The FPGA adventures
This post was inspired by the course - INTRODUCTION TO FPGA AND EMBEDDED SYSTEMS on Coursera from University of Boulder.
When I sit down to study electronics, it's always a conquest for me. It is like navigating in the pacific, facing storms and sharks. Although I have never sailed through the pacific, but I assume the probability of events are equally likely. As I explored FPGAs and HDLs in this thrilling expedition, I fled into the vastness of FPLDs- Field Programmable Logic Devices, and discovered a sense of logical understanding about them. Hence, I comprehend the same in this blog.
Before you go through the blog, I assume that you are familiar with the working of universal gates (NAND/NOR gates) and the some basics of PLAs and PLCs.
The FPGA family :
FPLDs are a breed of devices that execute complex logic, with necessary time constraints defined by the programmer/designer. They are further divided as PLDs, FPGAs, and CPLDs. They are efficient and equivalent to an ASICs - Application Specific Integrated Circuits, also compete with them in terms of functionality.
Defining FPGAs :
The ‘FPGA for dummies’ book defines, Field programmable gate arrays (FPGAs) are integrated circuits(ICs) that enable designers to program customized digital logic in the field. It has evolved from a useful but humble interface device into a system-level integrated circuit (IC) with its own microprocessors, memory blocks, and interfaces. It’s the next big thing. FPGAs have a variety of applications, from control functions to computations. Some of them are :
Single-Device Motor Control
Television Broadcasting
Wireless Data
Automotive Driver Assistance Cameras
High-Performance Computing
In future, I would prioritize the applications on their problem-solving abilities and spend more time.
FPGA Analogy :
The best analogies of an FPGA is explained using‘beads and strings’. No matter the complexity of the pattern, we can form any design given the number of beads and strings, with appropriate arrangements of the beads; also with different colours. That's how easy is an FPGA to implement any logical function. However, the taxonomy in FPGAs is a bit complex and precise, so we need to spend some time until we are familiar with the device. Some of the basic terms are detailed below :
Gates : AND and OR gates that are commonly used to implement Boolean expression.

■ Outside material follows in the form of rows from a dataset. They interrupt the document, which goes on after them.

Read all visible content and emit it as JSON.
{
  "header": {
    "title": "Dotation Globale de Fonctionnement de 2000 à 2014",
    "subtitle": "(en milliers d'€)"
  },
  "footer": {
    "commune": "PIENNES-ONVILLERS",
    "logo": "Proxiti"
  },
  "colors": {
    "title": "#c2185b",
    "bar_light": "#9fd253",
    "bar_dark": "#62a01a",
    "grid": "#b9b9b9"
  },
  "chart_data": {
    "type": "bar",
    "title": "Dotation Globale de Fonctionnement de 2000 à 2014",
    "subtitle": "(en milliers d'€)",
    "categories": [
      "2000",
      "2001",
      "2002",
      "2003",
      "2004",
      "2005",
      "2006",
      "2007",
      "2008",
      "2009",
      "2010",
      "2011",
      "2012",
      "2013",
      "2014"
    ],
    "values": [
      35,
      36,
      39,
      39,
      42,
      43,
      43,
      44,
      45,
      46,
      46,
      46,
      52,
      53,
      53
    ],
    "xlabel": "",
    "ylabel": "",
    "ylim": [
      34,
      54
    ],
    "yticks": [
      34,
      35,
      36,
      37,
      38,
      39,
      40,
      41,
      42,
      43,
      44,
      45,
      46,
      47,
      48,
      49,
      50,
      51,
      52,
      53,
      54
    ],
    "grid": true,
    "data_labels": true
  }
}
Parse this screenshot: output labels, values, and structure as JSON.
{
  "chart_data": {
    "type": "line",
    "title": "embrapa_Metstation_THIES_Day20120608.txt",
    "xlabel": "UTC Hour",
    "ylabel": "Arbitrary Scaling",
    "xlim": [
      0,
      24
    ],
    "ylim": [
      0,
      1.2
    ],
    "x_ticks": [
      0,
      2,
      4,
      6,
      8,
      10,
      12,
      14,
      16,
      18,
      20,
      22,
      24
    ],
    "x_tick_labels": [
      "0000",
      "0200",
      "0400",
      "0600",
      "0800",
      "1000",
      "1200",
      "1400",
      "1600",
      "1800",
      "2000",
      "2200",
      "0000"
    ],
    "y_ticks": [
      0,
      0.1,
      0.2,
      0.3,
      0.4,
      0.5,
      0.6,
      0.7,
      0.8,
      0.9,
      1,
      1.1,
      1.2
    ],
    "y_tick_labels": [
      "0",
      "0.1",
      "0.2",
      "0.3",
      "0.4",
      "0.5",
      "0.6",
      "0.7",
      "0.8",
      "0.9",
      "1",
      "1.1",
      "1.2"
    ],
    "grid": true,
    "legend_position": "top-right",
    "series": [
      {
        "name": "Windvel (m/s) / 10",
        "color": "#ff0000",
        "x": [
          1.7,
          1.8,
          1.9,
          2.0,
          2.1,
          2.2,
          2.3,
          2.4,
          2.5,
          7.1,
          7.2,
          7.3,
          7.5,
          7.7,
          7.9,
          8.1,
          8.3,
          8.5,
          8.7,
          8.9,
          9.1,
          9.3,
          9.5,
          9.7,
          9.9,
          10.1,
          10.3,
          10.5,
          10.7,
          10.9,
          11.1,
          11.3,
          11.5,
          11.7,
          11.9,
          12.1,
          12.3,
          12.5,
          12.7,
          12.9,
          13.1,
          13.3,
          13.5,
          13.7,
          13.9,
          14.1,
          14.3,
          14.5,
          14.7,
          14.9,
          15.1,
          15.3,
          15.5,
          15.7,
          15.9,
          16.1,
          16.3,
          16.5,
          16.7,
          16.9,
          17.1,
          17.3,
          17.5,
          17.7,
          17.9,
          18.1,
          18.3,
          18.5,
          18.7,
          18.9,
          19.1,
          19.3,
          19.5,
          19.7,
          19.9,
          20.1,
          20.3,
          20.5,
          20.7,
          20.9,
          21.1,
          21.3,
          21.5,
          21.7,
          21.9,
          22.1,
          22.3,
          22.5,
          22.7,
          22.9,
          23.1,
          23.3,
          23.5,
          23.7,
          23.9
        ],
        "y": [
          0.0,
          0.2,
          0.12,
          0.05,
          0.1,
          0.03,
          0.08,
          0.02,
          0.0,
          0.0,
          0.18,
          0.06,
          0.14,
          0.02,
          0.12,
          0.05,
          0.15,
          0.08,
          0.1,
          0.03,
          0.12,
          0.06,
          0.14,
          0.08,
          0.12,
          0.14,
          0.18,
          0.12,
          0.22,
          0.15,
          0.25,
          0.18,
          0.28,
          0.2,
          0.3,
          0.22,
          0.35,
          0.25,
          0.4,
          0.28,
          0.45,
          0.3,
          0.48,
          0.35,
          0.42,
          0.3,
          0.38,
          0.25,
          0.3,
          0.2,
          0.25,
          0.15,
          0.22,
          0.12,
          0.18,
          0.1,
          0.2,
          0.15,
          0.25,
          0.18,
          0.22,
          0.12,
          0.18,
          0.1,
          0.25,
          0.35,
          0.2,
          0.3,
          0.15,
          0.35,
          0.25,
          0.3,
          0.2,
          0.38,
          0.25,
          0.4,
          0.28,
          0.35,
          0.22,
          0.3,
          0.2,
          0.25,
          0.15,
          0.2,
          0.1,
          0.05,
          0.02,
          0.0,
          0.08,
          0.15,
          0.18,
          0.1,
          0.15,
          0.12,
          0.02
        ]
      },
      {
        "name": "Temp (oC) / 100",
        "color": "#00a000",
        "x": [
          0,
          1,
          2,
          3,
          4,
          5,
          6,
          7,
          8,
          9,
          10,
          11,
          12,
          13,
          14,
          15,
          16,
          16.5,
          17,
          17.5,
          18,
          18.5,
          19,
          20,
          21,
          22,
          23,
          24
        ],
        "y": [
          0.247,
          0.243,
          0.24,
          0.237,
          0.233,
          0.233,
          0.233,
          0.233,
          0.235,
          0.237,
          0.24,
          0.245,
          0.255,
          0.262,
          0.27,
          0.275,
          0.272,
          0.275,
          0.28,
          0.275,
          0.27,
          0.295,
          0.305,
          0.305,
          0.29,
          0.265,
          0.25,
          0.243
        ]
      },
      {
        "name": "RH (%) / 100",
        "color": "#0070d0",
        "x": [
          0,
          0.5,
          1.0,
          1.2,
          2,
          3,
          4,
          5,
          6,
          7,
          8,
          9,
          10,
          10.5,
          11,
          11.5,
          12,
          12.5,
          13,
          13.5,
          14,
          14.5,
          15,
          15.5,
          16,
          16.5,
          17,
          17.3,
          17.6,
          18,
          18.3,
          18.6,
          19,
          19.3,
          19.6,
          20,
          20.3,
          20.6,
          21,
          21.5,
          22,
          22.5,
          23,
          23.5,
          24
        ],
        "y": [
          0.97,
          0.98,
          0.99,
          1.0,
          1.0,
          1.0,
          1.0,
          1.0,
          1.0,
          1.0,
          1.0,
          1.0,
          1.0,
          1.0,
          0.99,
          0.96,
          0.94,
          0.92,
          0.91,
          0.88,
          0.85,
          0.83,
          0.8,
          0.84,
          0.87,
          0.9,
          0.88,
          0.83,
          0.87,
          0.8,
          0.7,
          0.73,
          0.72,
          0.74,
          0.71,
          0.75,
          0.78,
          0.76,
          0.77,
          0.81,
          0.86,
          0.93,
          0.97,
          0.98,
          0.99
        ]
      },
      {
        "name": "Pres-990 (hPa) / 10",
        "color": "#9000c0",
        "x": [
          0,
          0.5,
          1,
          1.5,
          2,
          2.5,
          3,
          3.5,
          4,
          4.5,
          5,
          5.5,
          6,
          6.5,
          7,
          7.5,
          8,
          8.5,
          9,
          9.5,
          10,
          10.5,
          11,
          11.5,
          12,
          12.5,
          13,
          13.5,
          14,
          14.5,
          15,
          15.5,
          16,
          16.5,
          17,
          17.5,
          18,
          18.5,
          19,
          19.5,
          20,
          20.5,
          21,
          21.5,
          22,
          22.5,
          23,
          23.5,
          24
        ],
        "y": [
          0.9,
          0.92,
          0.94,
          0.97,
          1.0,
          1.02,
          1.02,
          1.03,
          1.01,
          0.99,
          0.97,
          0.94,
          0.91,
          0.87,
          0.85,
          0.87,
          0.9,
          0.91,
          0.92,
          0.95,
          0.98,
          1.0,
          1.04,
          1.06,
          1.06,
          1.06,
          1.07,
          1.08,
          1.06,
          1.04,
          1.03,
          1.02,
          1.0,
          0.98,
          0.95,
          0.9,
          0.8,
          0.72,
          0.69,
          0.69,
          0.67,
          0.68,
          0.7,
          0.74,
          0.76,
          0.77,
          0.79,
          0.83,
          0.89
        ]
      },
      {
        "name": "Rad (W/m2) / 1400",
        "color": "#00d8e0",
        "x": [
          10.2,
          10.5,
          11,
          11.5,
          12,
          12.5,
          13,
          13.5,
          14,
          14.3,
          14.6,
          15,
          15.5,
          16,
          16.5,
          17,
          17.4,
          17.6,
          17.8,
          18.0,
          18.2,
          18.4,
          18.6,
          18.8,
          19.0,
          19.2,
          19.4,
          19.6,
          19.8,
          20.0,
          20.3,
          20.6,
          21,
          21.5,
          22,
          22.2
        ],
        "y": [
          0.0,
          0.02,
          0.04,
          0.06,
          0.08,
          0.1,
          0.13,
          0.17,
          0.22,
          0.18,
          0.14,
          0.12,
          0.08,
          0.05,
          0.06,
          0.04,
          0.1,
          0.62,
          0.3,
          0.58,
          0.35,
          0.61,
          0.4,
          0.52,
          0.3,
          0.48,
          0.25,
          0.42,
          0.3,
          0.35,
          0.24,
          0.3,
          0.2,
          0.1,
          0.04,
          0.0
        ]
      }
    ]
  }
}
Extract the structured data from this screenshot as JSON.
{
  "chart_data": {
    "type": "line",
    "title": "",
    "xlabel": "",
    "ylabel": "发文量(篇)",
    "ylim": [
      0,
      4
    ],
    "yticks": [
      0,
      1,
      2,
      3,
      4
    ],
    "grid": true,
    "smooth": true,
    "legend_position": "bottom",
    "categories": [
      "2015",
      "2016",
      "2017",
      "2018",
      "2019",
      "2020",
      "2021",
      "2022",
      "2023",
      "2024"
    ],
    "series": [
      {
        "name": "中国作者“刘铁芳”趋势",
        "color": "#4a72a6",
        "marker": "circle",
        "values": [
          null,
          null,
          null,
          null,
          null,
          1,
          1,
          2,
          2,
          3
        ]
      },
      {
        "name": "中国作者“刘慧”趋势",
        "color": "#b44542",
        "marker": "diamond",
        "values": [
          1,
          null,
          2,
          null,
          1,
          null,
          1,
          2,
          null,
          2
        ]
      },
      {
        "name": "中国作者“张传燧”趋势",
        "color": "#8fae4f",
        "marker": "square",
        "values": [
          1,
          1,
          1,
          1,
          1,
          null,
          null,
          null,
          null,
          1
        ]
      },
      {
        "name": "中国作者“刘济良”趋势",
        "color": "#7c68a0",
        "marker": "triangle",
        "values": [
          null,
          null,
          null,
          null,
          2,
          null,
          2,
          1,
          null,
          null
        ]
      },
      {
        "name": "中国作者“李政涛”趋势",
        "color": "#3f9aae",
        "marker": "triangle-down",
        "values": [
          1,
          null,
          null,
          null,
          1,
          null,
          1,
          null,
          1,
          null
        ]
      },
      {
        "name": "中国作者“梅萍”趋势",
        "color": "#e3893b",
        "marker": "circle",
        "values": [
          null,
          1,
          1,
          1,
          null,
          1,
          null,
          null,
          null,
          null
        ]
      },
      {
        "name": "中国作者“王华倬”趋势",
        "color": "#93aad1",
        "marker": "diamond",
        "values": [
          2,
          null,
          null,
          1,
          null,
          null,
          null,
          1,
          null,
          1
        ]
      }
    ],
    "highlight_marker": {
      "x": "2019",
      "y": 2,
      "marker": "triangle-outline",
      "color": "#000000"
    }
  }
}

Wires : The interconnections between the different gates and the memory element (Flip-Flops)
Flip-flops : The memory elements that are capable to store data for the corresponding inputs.
LUTs - Look Up tables : The tables from which the code is designed. It is from these tables, we design FPGAs to change their outputs with corresponding inputs.
Overall, FPGA designing involves the programming of gates and from the LUTs and interconnecting them to obtain desired outputs. Anyone familiar with C can understand Verilog and need not ponder other languages.
The HDL simulators are proven to be powerful tools using techniques like pipe-lining, can easily realize delays and produce accurate results. All I can further talk is influenced by a textbook : Verilog HDL, Samir Palnitkar. You can look it up anyway.